This means if you wanted to run a search to look for a particular IP address or a particular port number, you’d be able to view all of the traffic flows on your network that match that particular value. Obviously, different devices will have different types of logs. For example, if you have an active directory infrastructure, it probably is going to have a series of audit logs that allow you to see who might have logged in or logged out of the network.
For example, this audit log shows a message saying that a process has been created. It shows a process ID. Shows the file name. In this case, it was cmd.exe that was used in this process. And you can see more information about the username and the login event. You can also see details on the time, the host name, event IDs, and other specifics. This allows us to keep a historical view of exactly who logged into the network, who logged out, and perhaps who may have tried to log in but used incorrect credentials.
When you start looking at the log files on switches, routers, firewalls, Windows servers, Linux servers, and other devices, you’ll see that each one of those log types is very, very different. But all of these diverse log files contain details that would allow us to correlate data flows together. Although all of the logs contain very different information, we can use a standardized process to retrieve those log files from every single one of these devices using a standard protocol called syslog.
We can configure all of these different devices to send information to a consolidated logging receiver using the standard syslog protocol. In many cases, we’re consolidating this information to SIEM. This is a security information and event manager that allows us to bring all of that data back to one central database. syslog receives this data from a particular device, it logs a facility code, which identifies the program that originally created the log, and it assigns a severity level to the information contained within that log.
This allows us as the network administrator to take action on the information we’re receiving from all of these different logs. Some of these logs will contain informational details that may not need any type of immediate action, whereas other logs may have critical details and alert information that require immediate action. We can use these severity levels as a filter. So we can go to a single screen and say that we’d like to see everything that is a warning level or higher or maybe we want to view all of the debug information sent in every log.
You as the network administrator get to determine exactly what information is important to you at any particular time.

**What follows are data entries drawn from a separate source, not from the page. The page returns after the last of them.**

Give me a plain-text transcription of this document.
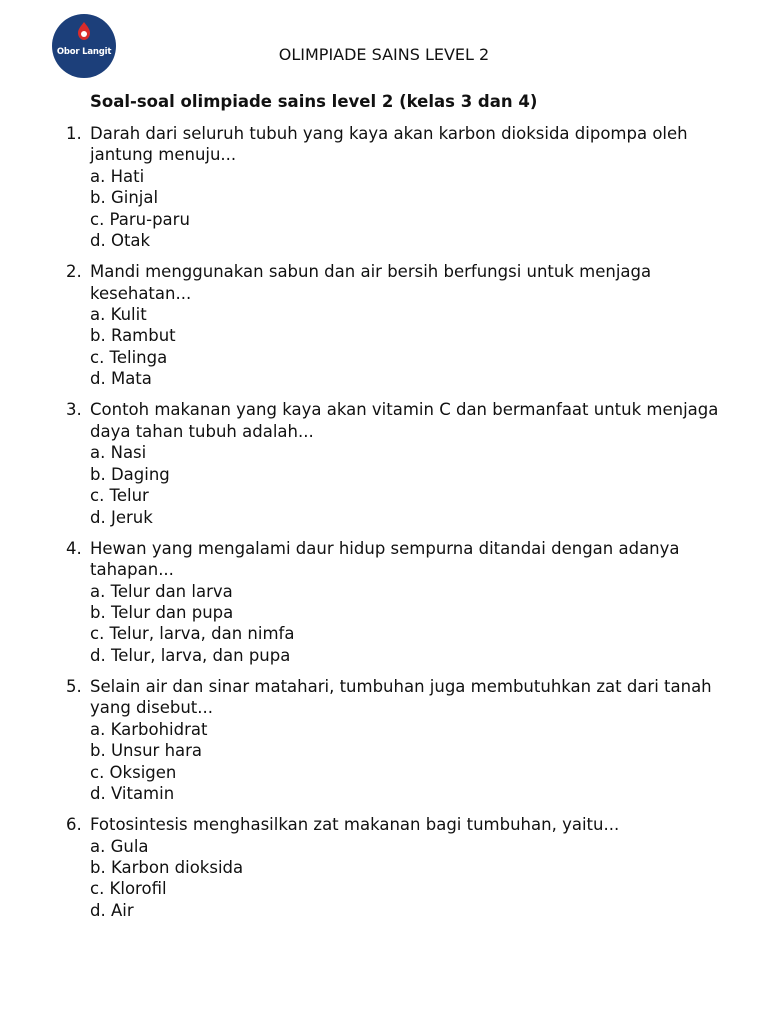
Obor Langit	OLIMPIADE SAINS LEVEL 2
Soal-soal olimpiade sains level 2 (kelas 3 dan 4)
1. Darah dari seluruh tubuh yang kaya akan karbon dioksida dipompa oleh jantung menuju...
a. Hati
b. Ginjal
c. Paru-paru
d. Otak
2. Mandi menggunakan sabun dan air bersih berfungsi untuk menjaga kesehatan...
a. Kulit
b. Rambut
c. Telinga
d. Mata
3. Contoh makanan yang kaya akan vitamin C dan bermanfaat untuk menjaga daya tahan tubuh adalah...
a. Nasi
b. Daging
c. Telur
d. Jeruk
4. Hewan yang mengalami daur hidup sempurna ditandai dengan adanya tahapan...
a. Telur dan larva
b. Telur dan pupa
c. Telur, larva, dan nimfa
d. Telur, larva, dan pupa
5. Selain air dan sinar matahari, tumbuhan juga membutuhkan zat dari tanah yang disebut...
a. Karbohidrat
b. Unsur hara
c. Oksigen
d. Vitamin
6. Fotosintesis menghasilkan zat makanan bagi tumbuhan, yaitu...
a. Gula
b. Karbon dioksida
c. Klorofil
d. Air
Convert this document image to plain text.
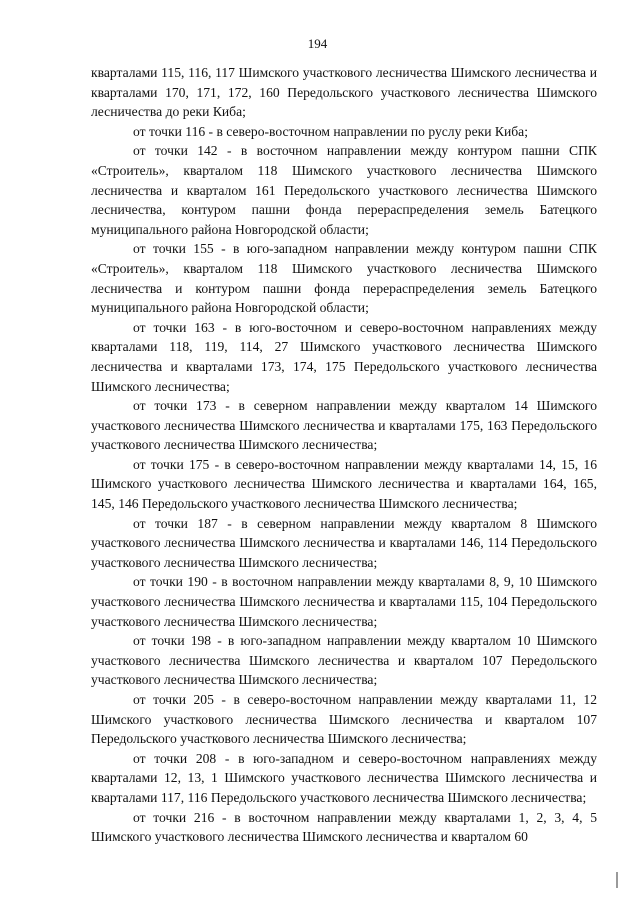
194

кварталами 115, 116, 117 Шимского участкового лесничества Шимского лесничества и кварталами 170, 171, 172, 160 Передольского участкового лесничества Шимского лесничества до реки Киба;

от точки 116 - в северо-восточном направлении по руслу реки Киба;

от точки 142 - в восточном направлении между контуром пашни СПК «Строитель», кварталом 118 Шимского участкового лесничества Шимского лесничества и кварталом 161 Передольского участкового лесничества Шимского лесничества, контуром пашни фонда перераспределения земель Батецкого муниципального района Новгородской области;

от точки 155 - в юго-западном направлении между контуром пашни СПК «Строитель», кварталом 118 Шимского участкового лесничества Шимского лесничества и контуром пашни фонда перераспределения земель Батецкого муниципального района Новгородской области;

от точки 163 - в юго-восточном и северо-восточном направлениях между кварталами 118, 119, 114, 27 Шимского участкового лесничества Шимского лесничества и кварталами 173, 174, 175 Передольского участкового лесничества Шимского лесничества;

от точки 173 - в северном направлении между кварталом 14 Шимского участкового лесничества Шимского лесничества и кварталами 175, 163 Передольского участкового лесничества Шимского лесничества;

от точки 175 - в северо-восточном направлении между кварталами 14, 15, 16 Шимского участкового лесничества Шимского лесничества и кварталами 164, 165, 145, 146 Передольского участкового лесничества Шимского лесничества;

от точки 187 - в северном направлении между кварталом 8 Шимского участкового лесничества Шимского лесничества и кварталами 146, 114 Передольского участкового лесничества Шимского лесничества;

от точки 190 - в восточном направлении между кварталами 8, 9, 10 Шимского участкового лесничества Шимского лесничества и кварталами 115, 104 Передольского участкового лесничества Шимского лесничества;

от точки 198 - в юго-западном направлении между кварталом 10 Шимского участкового лесничества Шимского лесничества и кварталом 107 Передольского участкового лесничества Шимского лесничества;

от точки 205 - в северо-восточном направлении между кварталами 11, 12 Шимского участкового лесничества Шимского лесничества и кварталом 107 Передольского участкового лесничества Шимского лесничества;

от точки 208 - в юго-западном и северо-восточном направлениях между кварталами 12, 13, 1 Шимского участкового лесничества Шимского лесничества и кварталами 117, 116 Передольского участкового лесничества Шимского лесничества;

от точки 216 - в восточном направлении между кварталами 1, 2, 3, 4, 5 Шимского участкового лесничества Шимского лесничества и кварталом 60
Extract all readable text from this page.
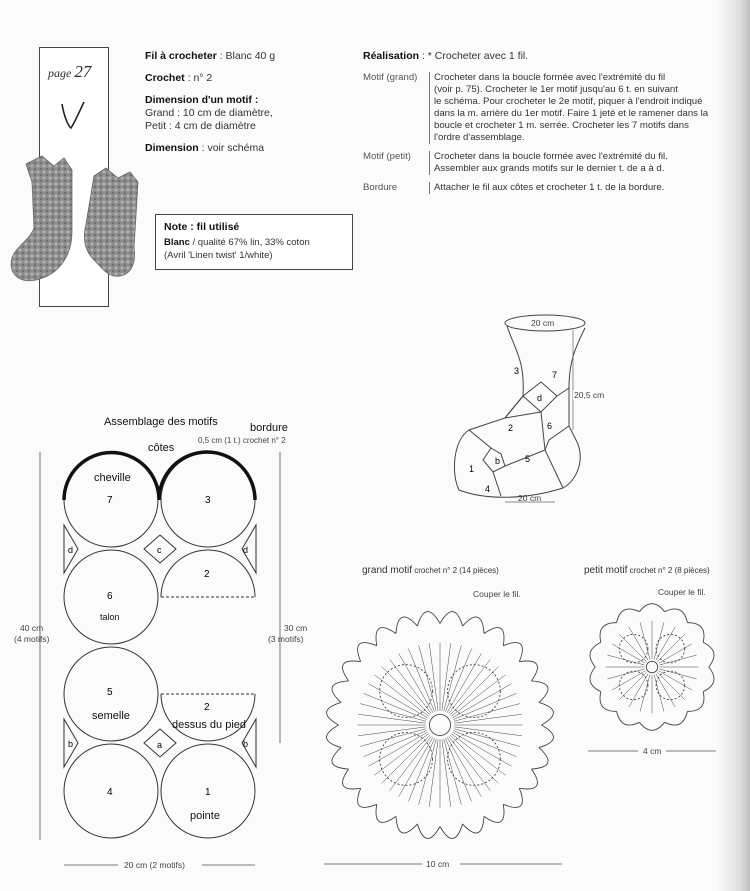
page 27
Fil à crocheter : Blanc 40 g
Crochet : n° 2
Dimension d'un motif :
Grand : 10 cm de diamètre,
Petit : 4 cm de diamètre
Dimension : voir schéma
Note : fil utilisé
Blanc / qualité 67% lin, 33% coton
(Avril 'Linen twist' 1/white)
Réalisation : * Crocheter avec 1 fil.
Motif (grand)	Crocheter dans la boucle formée avec l'extrémité du fil
(voir p. 75). Crocheter le 1er motif jusqu'au 6 t. en suivant
le schéma. Pour crocheter le 2e motif, piquer à l'endroit indiqué
dans la m. arrière du 1er motif. Faire 1 jeté et le ramener dans la
boucle et crocheter 1 m. serrée. Crocheter les 7 motifs dans
l'ordre d'assemblage.
Motif (petit)	Crocheter dans la boucle formée avec l'extrémité du fil.
Assembler aux grands motifs sur le dernier t. de a à d.
Bordure	Attacher le fil aux côtes et crocheter 1 t. de la bordure.
Assemblage des motifs	bordure
0,5 cm (1 t.) crochet n° 2
côtes
cheville
7	3
c
d	d
6
2
talon
5
2
semelle
dessus du pied
a
b	b
4	1
pointe
40 cm
(4 motifs)
30 cm
(3 motifs)
20 cm (2 motifs)
20 cm
20,5 cm
20 cm
3	7
d
2	6
1
b	5
4
grand motif crochet n° 2 (14 pièces)
Couper le fil.
10 cm
petit motif crochet n° 2 (8 pièces)
Couper le fil.
4 cm
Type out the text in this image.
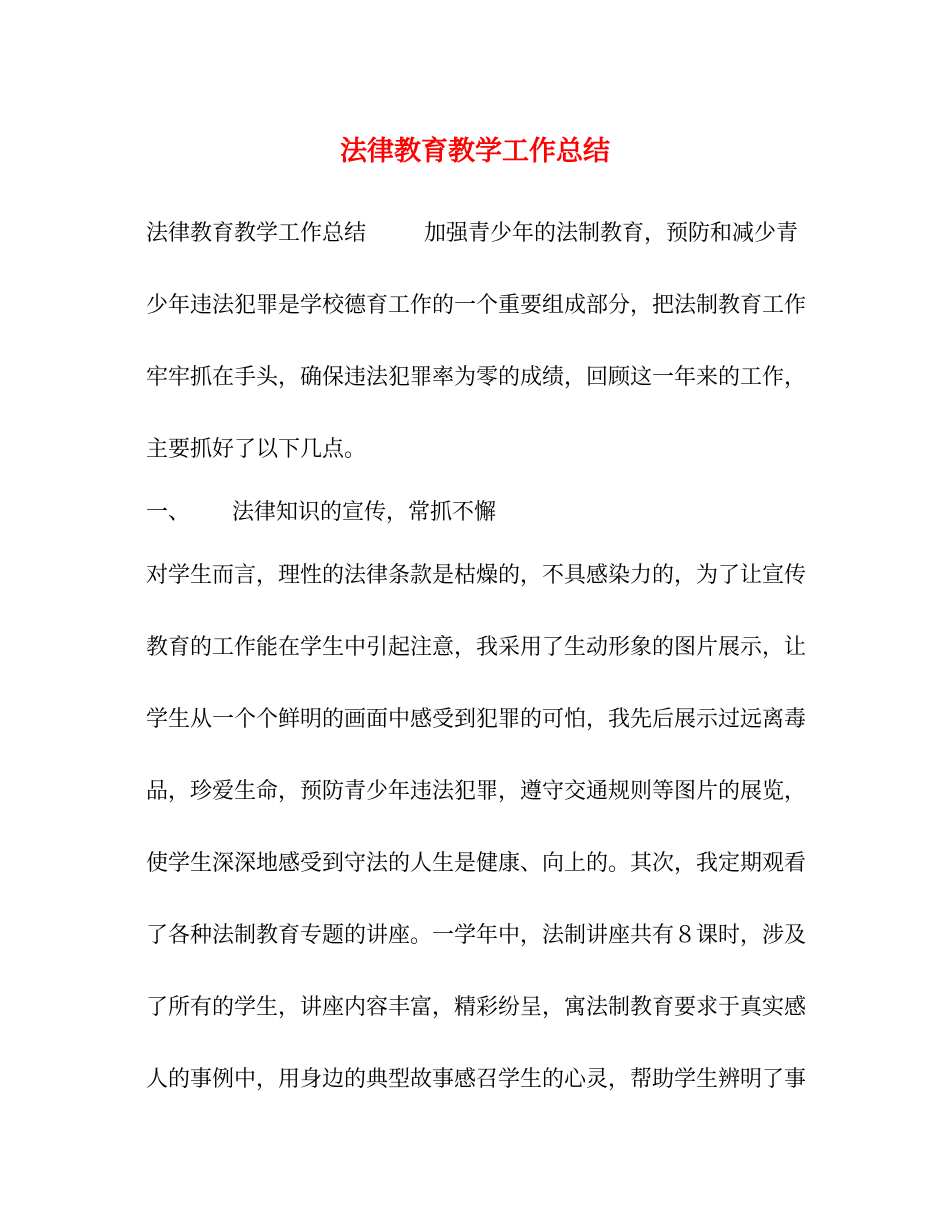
法律教育教学工作总结
法律教育教学工作总结	加强青少年的法制教育，预防和减少青
少年违法犯罪是学校德育工作的一个重要组成部分，把法制教育工作
牢牢抓在手头，确保违法犯罪率为零的成绩，回顾这一年来的工作，
主要抓好了以下几点。
一、 法律知识的宣传，常抓不懈
对学生而言，理性的法律条款是枯燥的，不具感染力的，为了让宣传
教育的工作能在学生中引起注意，我采用了生动形象的图片展示，让
学生从一个个鲜明的画面中感受到犯罪的可怕，我先后展示过远离毒
品，珍爱生命，预防青少年违法犯罪，遵守交通规则等图片的展览，
使学生深深地感受到守法的人生是健康、向上的。其次，我定期观看
了各种法制教育专题的讲座。一学年中，法制讲座共有８课时，涉及
了所有的学生，讲座内容丰富，精彩纷呈，寓法制教育要求于真实感
人的事例中，用身边的典型故事感召学生的心灵，帮助学生辨明了事
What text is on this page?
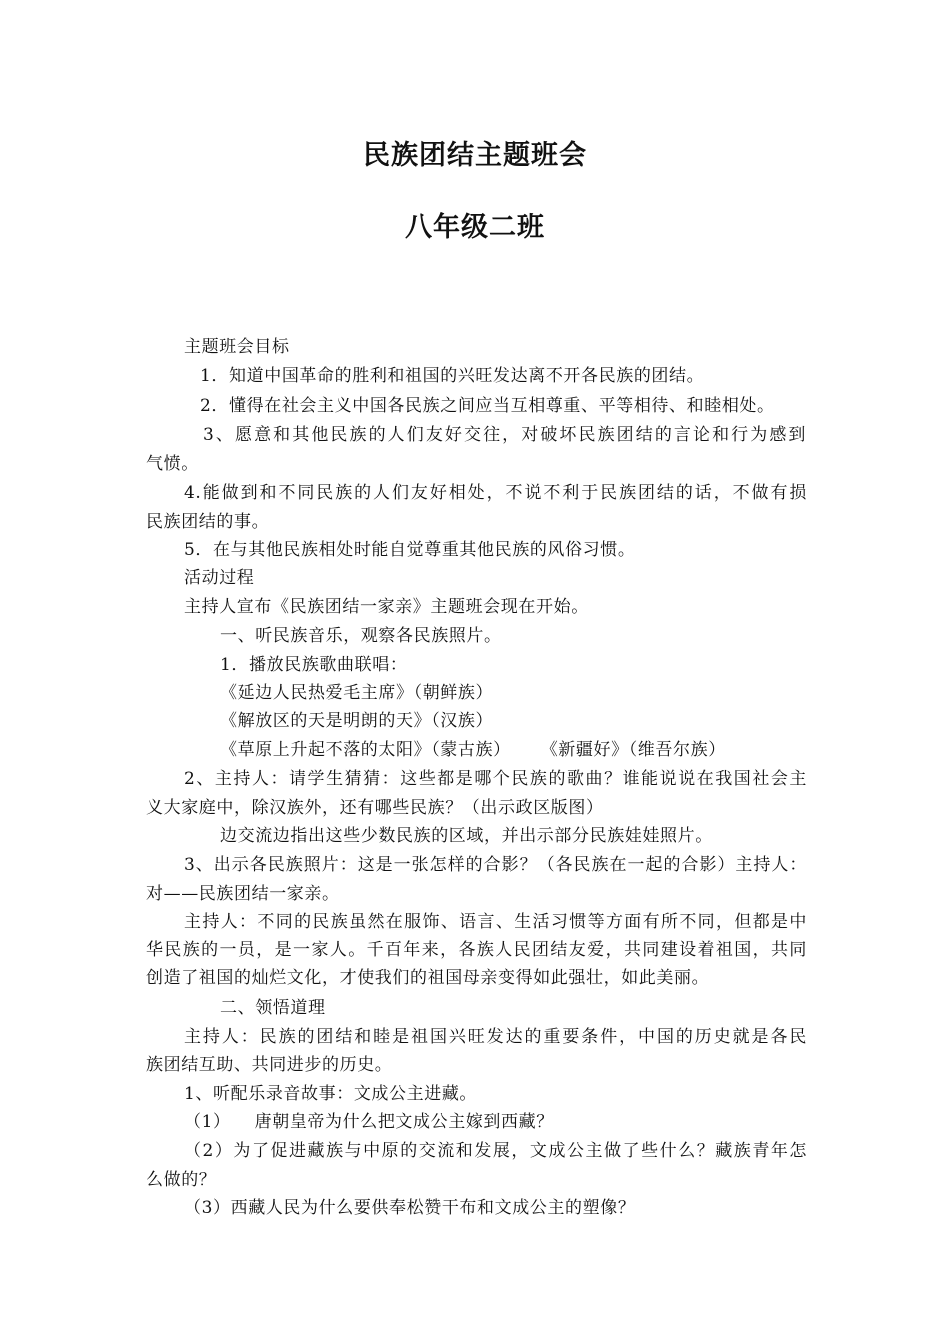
民族团结主题班会
八年级二班
主题班会目标
1．知道中国革命的胜利和祖国的兴旺发达离不开各民族的团结。
2．懂得在社会主义中国各民族之间应当互相尊重、平等相待、和睦相处。
3、愿意和其他民族的人们友好交往，对破坏民族团结的言论和行为感到
气愤。
4.能做到和不同民族的人们友好相处，不说不利于民族团结的话，不做有损
民族团结的事。
5．在与其他民族相处时能自觉尊重其他民族的风俗习惯。
活动过程
主持人宣布《民族团结一家亲》主题班会现在开始。
一、听民族音乐，观察各民族照片。
1．播放民族歌曲联唱：
《延边人民热爱毛主席》（朝鲜族）
《解放区的天是明朗的天》（汉族）
《草原上升起不落的太阳》（蒙古族） 《新疆好》（维吾尔族）
2、主持人：请学生猜猜：这些都是哪个民族的歌曲？谁能说说在我国社会主
义大家庭中，除汉族外，还有哪些民族？（出示政区版图）
边交流边指出这些少数民族的区域，并出示部分民族娃娃照片。
3、出示各民族照片：这是一张怎样的合影？（各民族在一起的合影）主持人：
对——民族团结一家亲。
主持人：不同的民族虽然在服饰、语言、生活习惯等方面有所不同，但都是中
华民族的一员，是一家人。千百年来，各族人民团结友爱，共同建设着祖国，共同
创造了祖国的灿烂文化，才使我们的祖国母亲变得如此强壮，如此美丽。
二、领悟道理
主持人：民族的团结和睦是祖国兴旺发达的重要条件，中国的历史就是各民
族团结互助、共同进步的历史。
1、听配乐录音故事：文成公主进藏。
（1） 唐朝皇帝为什么把文成公主嫁到西藏？
（2）为了促进藏族与中原的交流和发展，文成公主做了些什么？藏族青年怎
么做的？
（3）西藏人民为什么要供奉松赞干布和文成公主的塑像？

You may decide during normal operation that you only want to see alert or emergency log information, but if you’re doing research on a previous event, you may want to expand this filter out to view debug information and higher. It might also be useful to perform ongoing analysis of individual interfaces on these devices to see if there may be any problems with the data traversing the network.
For example, you may be looking at interfaces on a switch, and you may find that it has a large number of runts. The minimum size of an Ethernet frame is 64 bytes. So if you receive a frame that is smaller than 64 bytes, we qualified that as a runt, and in many cases, that means that a collision has occurred on the network. On most of our networks today, we’re using full duplex ethernet so the identification of a runt and potentially a collision is something you probably want to be aware of.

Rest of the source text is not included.